飲食店であれば、うまくいけば初月から黒字も夢ではありません。

しかしビジネスによっては、初月に黒字を出すのがかなり難しいというものもあります。

月額制サービスなど利用者から継続的に料金をいただく、ストック型ビジネスと呼ばれるものです。

たとえばトレーニングジムや学習塾がそれにあたります。

ストック型ビジネスでは、毎月同じお客さんから料金をいただくことになります。

そのため収益が安定しやすいのですが、利用者が増えるまでは赤字を覚悟しなければなりません。

対して飲食店や、コンビニなどの小売業のように、モノやサービスを提供した分だけその代金をその時にいただくものはフロー型ビジネスと呼びます。

一般的にはフロー型ビジネスの方が黒字になるのは早い特徴があります。

しかし相談者の方のように、予測より売上が落ち込んで赤字になることがあり得ます。

加盟を検討しているうちは、初期費用に目がいきがちです。

しかし毎月かかる費用もチェックし、開店してからしばらく黒字にならなくても大丈夫なよう加盟する前から備えておく方が良いでしょう。

生活費はどれくらい必要?

生活費のためのお金は最低でも半年ほど備えておくとよいでしょう。

ストック型ビジネスの場合はさらに余裕を持たせておく必要があります。

では一月にどれほどの金額を生活費として使っているのでしょうか?

結婚されていて、相手に家計を任せているという方は、把握できていないかもしれません。

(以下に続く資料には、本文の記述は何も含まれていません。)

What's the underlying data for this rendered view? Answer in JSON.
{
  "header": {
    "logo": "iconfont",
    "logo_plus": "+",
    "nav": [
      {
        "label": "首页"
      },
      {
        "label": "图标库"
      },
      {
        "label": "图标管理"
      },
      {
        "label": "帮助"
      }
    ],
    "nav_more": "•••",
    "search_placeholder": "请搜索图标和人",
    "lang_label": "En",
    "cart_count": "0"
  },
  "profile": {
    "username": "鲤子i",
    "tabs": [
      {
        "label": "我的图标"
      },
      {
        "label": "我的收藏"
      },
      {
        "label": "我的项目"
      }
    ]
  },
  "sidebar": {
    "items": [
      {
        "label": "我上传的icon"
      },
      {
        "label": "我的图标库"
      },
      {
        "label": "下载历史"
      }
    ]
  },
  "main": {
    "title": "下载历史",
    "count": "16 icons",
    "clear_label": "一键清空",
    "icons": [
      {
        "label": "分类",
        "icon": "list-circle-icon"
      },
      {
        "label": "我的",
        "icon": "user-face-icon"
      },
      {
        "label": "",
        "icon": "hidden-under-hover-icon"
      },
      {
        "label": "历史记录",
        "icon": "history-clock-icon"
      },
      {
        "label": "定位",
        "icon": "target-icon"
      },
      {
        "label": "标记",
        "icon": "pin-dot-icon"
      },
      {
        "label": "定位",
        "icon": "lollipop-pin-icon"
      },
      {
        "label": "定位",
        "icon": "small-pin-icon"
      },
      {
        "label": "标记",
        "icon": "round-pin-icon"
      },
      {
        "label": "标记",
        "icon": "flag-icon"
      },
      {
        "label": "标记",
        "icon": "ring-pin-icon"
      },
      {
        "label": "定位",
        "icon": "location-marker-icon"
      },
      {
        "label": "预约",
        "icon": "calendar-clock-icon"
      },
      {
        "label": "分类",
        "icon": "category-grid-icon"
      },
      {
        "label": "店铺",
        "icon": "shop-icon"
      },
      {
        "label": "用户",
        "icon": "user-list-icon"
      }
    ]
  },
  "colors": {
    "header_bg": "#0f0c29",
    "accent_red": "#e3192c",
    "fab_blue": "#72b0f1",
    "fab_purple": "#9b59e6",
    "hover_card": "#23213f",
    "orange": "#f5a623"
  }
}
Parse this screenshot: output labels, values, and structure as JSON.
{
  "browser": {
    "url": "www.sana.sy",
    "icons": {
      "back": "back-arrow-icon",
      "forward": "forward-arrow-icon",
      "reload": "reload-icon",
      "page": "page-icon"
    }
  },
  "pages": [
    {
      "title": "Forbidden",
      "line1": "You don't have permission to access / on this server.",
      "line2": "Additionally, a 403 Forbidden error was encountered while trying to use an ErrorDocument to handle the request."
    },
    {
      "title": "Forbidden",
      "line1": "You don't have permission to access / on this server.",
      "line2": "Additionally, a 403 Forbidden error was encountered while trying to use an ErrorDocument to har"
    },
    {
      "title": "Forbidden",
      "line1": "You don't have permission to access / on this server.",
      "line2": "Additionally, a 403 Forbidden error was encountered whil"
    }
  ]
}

もちろん実際に自分たちの収支を確認するのが大切ですが、ここでは統計情報を紹介いたします。

総務省統計局では家計の統計情報も公開しています。

それによると、2018年9月では、二人以上の世帯の住居費を除く生活費は24万円ほどです。

(データ引用:https://www.stat.go.jp/data/kakei/sokuhou/tsuki/pdf/fies_mr.pdf

これを単純に6倍して6ヶ月分としても、144万円は必要となります。

しかし先述の24万円という金額は住居費を除いた金額であることに注意してください。

さらに対象は二人以上の世帯なので、お子さんがいる場合にはもっと生活費が必要になります。

小さなお子さんであれば幼稚園や保育所の費用がまず考えられます。

また体の成長が早い時期には、洋服や靴を頻繁に購入することになります。

中学生や高校生の場合は、教育関係の支出が多くなります。

そして大学生になっても、一人暮らしをしている場合には仕送りのためのお金が必要なのです。

資金は借りて確保しましょう!

加盟金が0円など、初期投資額が少ないフランチャイズが多くあります。

「少し貯金があれば、銀行などから借金しないで開業できる!」と思ってしまうかもしれません。

しかし借金をしないで開業することが本当に良いことなのでしょうか?

先述のように、いくら初期費用が安くても生活費を確保する必要があります。

自分の貯蓄だけで開業するとなると、その分だけ生活費のための蓄えが減ってしまいますよね。

店舗の運転資金も、家の生活費も、どちらも手持ちの資金が多い方が安心できるのではないでしょうか。

特に新規の開業の際には政策金融公庫から借金をするのが一般的です。

1000万円までなら審査が通りやすい上、無担保・無保証人でも借りられることが大きな魅力です。

さらに事業がうまくいかずに返済のリスケジュールをする際、月々の返済額をかなり少なく設定してくれる特徴もあります。

そのため独立起業して失敗したとしても、サラリーマンに戻って少しずつ返済しながら暮らしていくことも可能なのです。

脱サラを考えている方の中には、借金への抵抗感が強い方もいます。

しかしこれから経営者として生きていく上では、借金はして当然のものと思った方が賢明です。

フランチャイズなら一店舗目が成功した場合、二店目三店目と多店舗展開を考えます。

もし借金を一切せずに多店舗展開をしようと思ったら、二店目を出店するのに何年もかかってしまうことでしょう。

お金を借りて利益を生み出し、そして返済するという流れに慣れておきましょう。